The issue, he believes, is a blockage in the system.

The last time England headed to Yorkshire for a Six Nations camp in 2013 the squad contained three players who had come through the Leeds Academy in Tom Palmer, Rob Webber and Calum Clark and another proud Yorkshireman in Charlie Hodgson.

The Leeds Academy is no more – a victim of the financial problems which sent the club tumbling down the leagues. In its place has come the Yorkshire Academy, run by the RFU, which provides a grounding but no professional landing pad afterwards. Graduates have to look elsewhere for their rugby after the age of 18.

“The big challenge is what happens between 18 and 23,” said McGeechan.

“The players have to go through somewhere at the top end of the academy and it should be a Yorkshire club.

“To do it properly it has to be through Doncaster. They are head and shoulders ahead of everyone else at the moment.

“If the talent stays, it keeps developing. The Yorkshire identity is kept and the players stay with their friends. At the moment they are having to go outside Yorkshire and they shouldn’t have to.

“There’s no doubt we lose players because some don’t want to do that.”

Last year Ned McCormack, an England under-18s international, chose to sign for Leeds Rhinos when he left the Yorkshire Academy. He had offers from Premiership union clubs but cited the fact that he would have needed to leave his home county as one of his reasons for switching codes.

League’s presence and popularity will always be a restraining factor on union in Yorkshire but not to the point of oblivion.

In the amateur era, Yorkshire was not home to huge clubs but as a collective the county had the strength to contend for the county championship when the competition meant something.

England coaches
A proud Yorkshireman, Stuart Lancaster last took England to train in 2013 at his club West Park, in Leeds (Photo by David Rogers/Getty Images)

When the game went pro there was a purple patch in the noughties when there were only two seasons with no Yorkshire club in the Premiership.
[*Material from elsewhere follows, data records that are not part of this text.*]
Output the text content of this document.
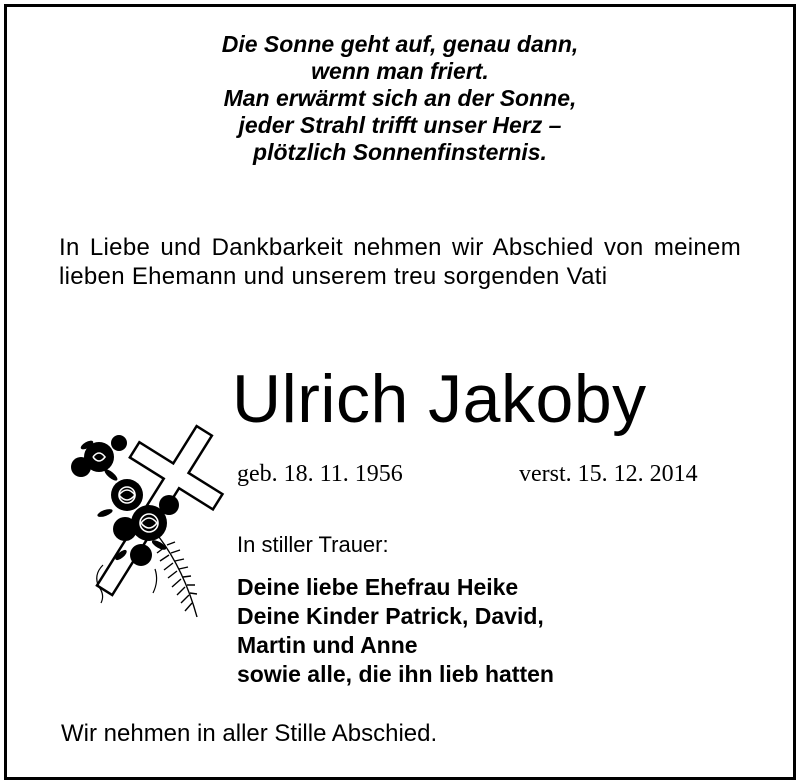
Die Sonne geht auf, genau dann,
wenn man friert.
Man erwärmt sich an der Sonne,
jeder Strahl trifft unser Herz –
plötzlich Sonnenfinsternis.
In Liebe und Dankbarkeit nehmen wir Abschied von meinem lieben Ehemann und unserem treu sorgenden Vati
Ulrich Jakoby
geb. 18. 11. 1956	verst. 15. 12. 2014
In stiller Trauer:
Deine liebe Ehefrau Heike
Deine Kinder Patrick, David,
Martin und Anne
sowie alle, die ihn lieb hatten
Wir nehmen in aller Stille Abschied.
Leeds won the Powergen Cup in 2005 and twice played in the Heineken Cup.

But rugby union was on the map in the county then. With no shop window since, it has been a slide to the margins for the game.

So for Yorkshire rugby nuts, starved of top-level exposure to the likes of Maro Itoje and Manu Tuilagi, England’s arrival brings with it a genuine sense of excitement.

England’s visit will not cast off the game’s invisibility cloak in one go but it will help.

When Borthwick’s men hold their open training session on Friday morning at the LNER Community Stadium the ground will be full to its 8,500 capacity. Young imaginations will be fired, dreams set in train.

With the right stepping stones in place, who knows where they could lead?

Borthwick’s hope must be that the Yorkshire air can provide the same restorative powers for his side as it did for Stuart Lancaster’s England 12 years ago.

Billed as a back-to-basics camp to restore discipline after the dwarf-tossing chaos of the 2011 World Cup campaign, it set a transformational tone. A line in the sand was drawn and a new young squad won four of their five Six Nations games to finish second in the championship.

What Borthwick would give for a repeat this season.

Given the fixtures to come, it might be worth an audience with the archbishop for him while he is in York this week.